Biomedical Products Marketer Saves Big With High-Tech Aerogel Cartons

Can thermal-insulated containers increase co-packing's value? American Aerogel's containers cut Advanced BioHealing's shipping costs 40%.

Increases in raw materials and packaging costs are pressuring relationships between product manufacturers and contract packagers. The need to control costs is particularly important in shipping “cold chain” products globally, and pharmaceutical and biopharmaceutical companies are seeking budget-saving alternatives in packaging temperature-sensitive products effectively and shipping them worldwide.

Places to look to ease this pressure include the packaging materials and how they are used. One area that is ripe for review in reducing excessive costs is the capabilities of containers used in shipping temperature-sensitive products. New materials are coming on the market that, when used with the right products, can help medical product manufacturers—and potentially marketers of packaged foods—by keeping the product at the required temperature and also trimming waste during distribution.

Among these materials are thermal insulators, and one of the new ones on the market is Aeroblack, an enhanced form of aerogel, from American Aerogel Corp.

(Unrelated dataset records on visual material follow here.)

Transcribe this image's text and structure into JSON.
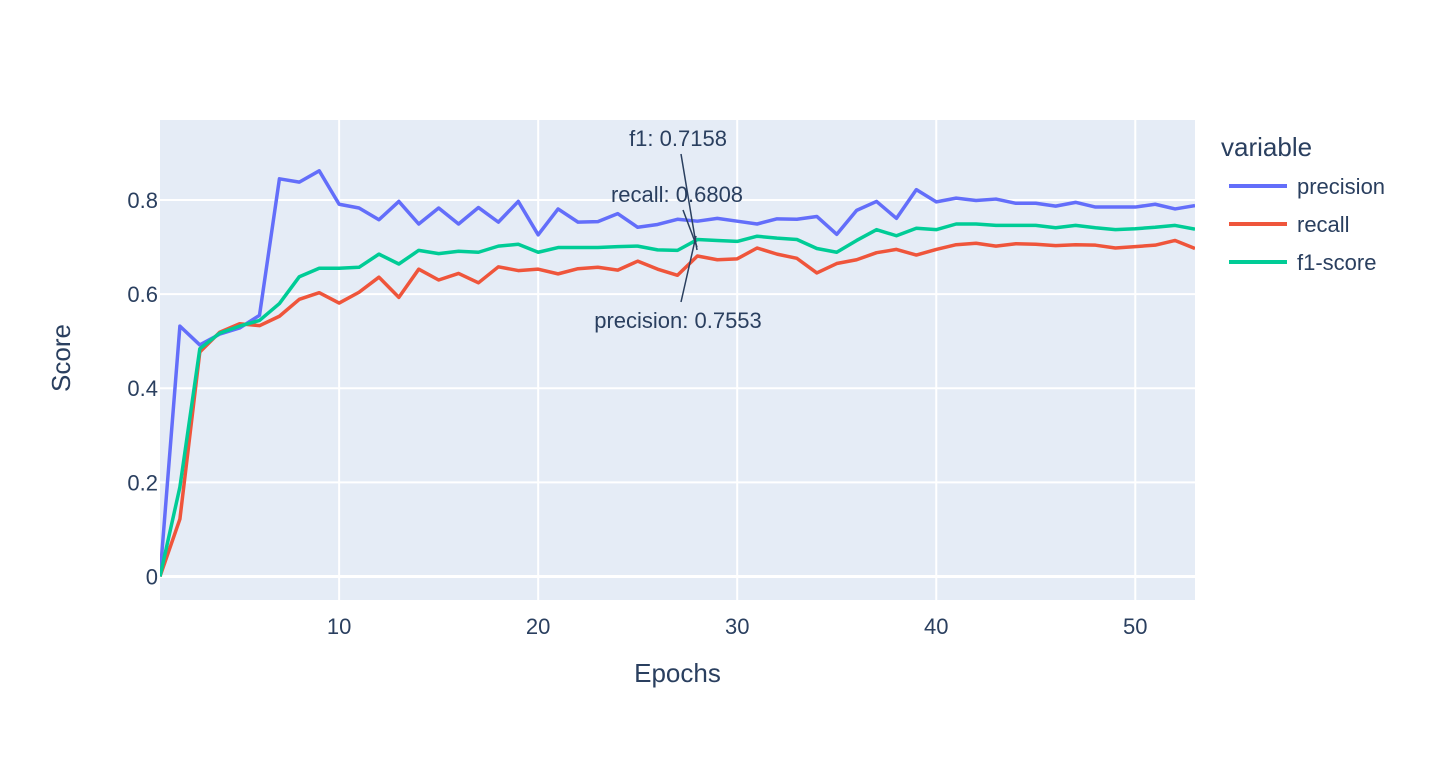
{
  "chart_data": {
    "type": "line",
    "title": "",
    "xlabel": "Epochs",
    "ylabel": "Score",
    "xlim": [
      1,
      53
    ],
    "ylim": [
      -0.05,
      0.97
    ],
    "x_ticks": [
      10,
      20,
      30,
      40,
      50
    ],
    "y_ticks": [
      0,
      0.2,
      0.4,
      0.6,
      0.8
    ],
    "grid": true,
    "legend": {
      "title": "variable",
      "placement": "right"
    },
    "colors": {
      "plot_bg": "#e5ecf6",
      "grid": "#ffffff",
      "text": "#2a3f5f",
      "precision": "#636efa",
      "recall": "#ef553b",
      "f1-score": "#00cc96"
    },
    "x": [
      1,
      2,
      3,
      4,
      5,
      6,
      7,
      8,
      9,
      10,
      11,
      12,
      13,
      14,
      15,
      16,
      17,
      18,
      19,
      20,
      21,
      22,
      23,
      24,
      25,
      26,
      27,
      28,
      29,
      30,
      31,
      32,
      33,
      34,
      35,
      36,
      37,
      38,
      39,
      40,
      41,
      42,
      43,
      44,
      45,
      46,
      47,
      48,
      49,
      50,
      51,
      52,
      53
    ],
    "series": [
      {
        "name": "precision",
        "values": [
          0.0,
          0.532,
          0.492,
          0.515,
          0.528,
          0.555,
          0.845,
          0.838,
          0.862,
          0.791,
          0.783,
          0.758,
          0.797,
          0.749,
          0.783,
          0.749,
          0.784,
          0.753,
          0.797,
          0.726,
          0.781,
          0.753,
          0.754,
          0.771,
          0.742,
          0.748,
          0.759,
          0.755,
          0.761,
          0.755,
          0.749,
          0.76,
          0.759,
          0.765,
          0.727,
          0.778,
          0.797,
          0.761,
          0.822,
          0.796,
          0.804,
          0.799,
          0.802,
          0.793,
          0.793,
          0.787,
          0.795,
          0.785,
          0.785,
          0.785,
          0.791,
          0.781,
          0.788
        ]
      },
      {
        "name": "recall",
        "values": [
          0.0,
          0.122,
          0.477,
          0.519,
          0.537,
          0.533,
          0.553,
          0.589,
          0.603,
          0.581,
          0.604,
          0.636,
          0.593,
          0.653,
          0.63,
          0.644,
          0.624,
          0.658,
          0.65,
          0.653,
          0.643,
          0.654,
          0.657,
          0.651,
          0.67,
          0.653,
          0.64,
          0.681,
          0.673,
          0.675,
          0.698,
          0.685,
          0.676,
          0.645,
          0.665,
          0.673,
          0.688,
          0.695,
          0.683,
          0.695,
          0.705,
          0.708,
          0.702,
          0.707,
          0.706,
          0.703,
          0.705,
          0.704,
          0.698,
          0.701,
          0.704,
          0.714,
          0.697
        ]
      },
      {
        "name": "f1-score",
        "values": [
          0.0,
          0.19,
          0.484,
          0.517,
          0.532,
          0.544,
          0.58,
          0.637,
          0.655,
          0.655,
          0.657,
          0.685,
          0.664,
          0.693,
          0.686,
          0.691,
          0.689,
          0.702,
          0.706,
          0.689,
          0.699,
          0.699,
          0.699,
          0.701,
          0.702,
          0.694,
          0.693,
          0.716,
          0.714,
          0.712,
          0.723,
          0.719,
          0.716,
          0.697,
          0.689,
          0.714,
          0.737,
          0.724,
          0.74,
          0.737,
          0.749,
          0.749,
          0.746,
          0.746,
          0.746,
          0.741,
          0.746,
          0.741,
          0.737,
          0.739,
          0.742,
          0.746,
          0.738
        ]
      }
    ],
    "annotations": [
      {
        "text": "f1: 0.7158",
        "x": 28,
        "y": 0.7158
      },
      {
        "text": "recall: 0.6808",
        "x": 28,
        "y": 0.6808
      },
      {
        "text": "precision: 0.7553",
        "x": 28,
        "y": 0.7553
      }
    ]
  }
}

In the biomedical industry, Advanced BioHealing Inc., a La Jolla, CA, biotechnology products company, uses Aeroblack panels in its master cases to extend the time that the desired subzero temperature can be maintained inside cartons containing an advanced wound-care product. Besides extended “shelf life,” Advanced BioHealing has reduced the shipping carton size 30% by switching from polyurethane containers and has cut shipping costs by 40%.

In its simplest form, aerogel is a very low-density, low-porosity, open-cell material that is 95% or more air. It consists of a gel of alcohol- and silicon dioxide-based molecules that are linked together. When the mixture is exposed to heat and pressure, the alcohol slowly vaporizes and escapes, leaving the solid material intact as a massive surface area with the capability to maintain temperature-sensitive products under optimum shipping conditions.

Aerogel, also known as “frozen smoke,” has been around since the 1930s in industries such as coatings and insulation. But Dennis Young, American Aerogel CEO, believes the time is right to extend aerogel more widely into packaging.

“The problem has been that it's very difficult to make a monolithic, solid-piece aerogel, such as in cube form,” Young explains. “Aerogels tend to crack, shrink, and powder. Their performance has been better than some competitive products, but not enough to offset cost.”

Anticipating demand from product manufacturers, American Aerogel has patented technology under the Aeroblack brand that Young claims has overcome production and cost barriers, while preserving the material's physical properties. “It has the strength to be the core material for a vacuum-insulated panel and to give high performance at a price that's appropriate for the packaging insulation market,” Young says.